One of the couples was Victor Simson, 27, and his wife, Radhi Devi, 23, who now live freely in Mullaitivu and have a baby.

In Vavuniya, Mr Simson told The Weekend Australian how he had been punished for running away from the LTTE. “I was manacled in solitary confinement for three months in darkness,” he said. “There was space only to sit, not stand up”.

With the LTTE defeated, he and Radhi had declared themselves to the army as Tigers and entered the rehabilitation process.

The couple are shunned by relatives – a common problem for ex-guerillas who face odium for having brought terror to their communities and, after all that, for having lost the fight – and must make their way alone, their little unit boosted by the baby.

Like other guerillas interviewed, Mr Simson and his wife face an uncertain future with no permanent jobs, no home of their own and few links in the community into which they have been released.

They sometimes face payback for the humiliation over 30 years when young Tigers – drawn mostly from the under-privileged lower Hindu castes – upheld an iron regime, lording it over their elders and higher castes.
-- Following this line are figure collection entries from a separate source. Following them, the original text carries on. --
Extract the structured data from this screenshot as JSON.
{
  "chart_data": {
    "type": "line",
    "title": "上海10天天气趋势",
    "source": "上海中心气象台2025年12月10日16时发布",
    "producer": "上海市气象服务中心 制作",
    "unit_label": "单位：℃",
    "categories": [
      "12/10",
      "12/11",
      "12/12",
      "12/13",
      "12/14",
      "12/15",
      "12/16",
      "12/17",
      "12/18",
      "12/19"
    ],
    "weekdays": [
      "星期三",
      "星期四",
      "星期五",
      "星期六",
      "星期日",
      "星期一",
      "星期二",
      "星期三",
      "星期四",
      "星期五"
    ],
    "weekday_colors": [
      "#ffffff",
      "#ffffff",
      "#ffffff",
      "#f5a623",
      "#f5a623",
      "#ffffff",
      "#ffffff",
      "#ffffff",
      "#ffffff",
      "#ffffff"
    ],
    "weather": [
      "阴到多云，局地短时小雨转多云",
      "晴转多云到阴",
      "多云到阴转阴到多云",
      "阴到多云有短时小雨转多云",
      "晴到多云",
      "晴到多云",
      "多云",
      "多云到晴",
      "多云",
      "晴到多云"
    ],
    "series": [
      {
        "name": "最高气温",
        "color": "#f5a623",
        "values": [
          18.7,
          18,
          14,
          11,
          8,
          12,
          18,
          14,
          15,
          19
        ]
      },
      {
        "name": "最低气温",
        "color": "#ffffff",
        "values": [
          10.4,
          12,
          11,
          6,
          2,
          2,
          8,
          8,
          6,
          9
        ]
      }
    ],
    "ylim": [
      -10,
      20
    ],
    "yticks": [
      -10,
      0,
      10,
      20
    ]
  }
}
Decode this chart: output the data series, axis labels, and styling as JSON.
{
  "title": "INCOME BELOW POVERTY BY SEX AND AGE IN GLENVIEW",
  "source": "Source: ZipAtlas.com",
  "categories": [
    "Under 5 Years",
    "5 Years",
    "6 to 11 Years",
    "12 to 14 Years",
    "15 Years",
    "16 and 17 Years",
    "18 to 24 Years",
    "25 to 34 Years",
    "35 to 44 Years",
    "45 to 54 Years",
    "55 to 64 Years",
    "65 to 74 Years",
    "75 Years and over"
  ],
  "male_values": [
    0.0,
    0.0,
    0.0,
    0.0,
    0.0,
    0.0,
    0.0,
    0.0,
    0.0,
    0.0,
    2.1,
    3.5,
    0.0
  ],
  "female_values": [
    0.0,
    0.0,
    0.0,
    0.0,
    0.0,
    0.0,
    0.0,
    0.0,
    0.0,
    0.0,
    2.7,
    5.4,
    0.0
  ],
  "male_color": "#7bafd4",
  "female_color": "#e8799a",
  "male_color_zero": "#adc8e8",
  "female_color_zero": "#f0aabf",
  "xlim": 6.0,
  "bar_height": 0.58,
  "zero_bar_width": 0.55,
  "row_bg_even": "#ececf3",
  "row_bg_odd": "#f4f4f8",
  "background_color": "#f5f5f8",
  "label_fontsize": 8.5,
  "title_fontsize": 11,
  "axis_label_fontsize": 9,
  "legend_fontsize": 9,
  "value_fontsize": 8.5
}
Education and job training is the priority in rehabilitation; the government knows that releasing ill-equipped youth into the depressed areas from which they had been recruited into the LTTE is a recipe for disaster.

Former child soldiers have been sent to school, and in the past two years more than 300 have passed the A-Level exams and about 50 have entered university. Older guerillas are given training and business loans.

Arun Tambimuttu, whose father, a Tamil nationalist MP, was gunned down by the Tigers in 1989, told The Weekend Australian former combatants faced problems because of their violent history. Mr Tambimuttu is a political organiser for the Sri Lanka Freedom Party in the eastern city of Batticaloa where former militants – including 5000 rehabilitated ex-Tigers – are a visible presence: many are amputees; many bear bullet and shrapnel scars.

These Tamils have to live alongside others of rival groups who had killed their relatives. Mr Tambimuttu knows more than one Tamil whose entire family had been killed by other guerillas.

“It is a very complex scenario for the Tamil community to deal with, and this is where reconciliation is even more challenging than a simple Tamil-Sinhala equation.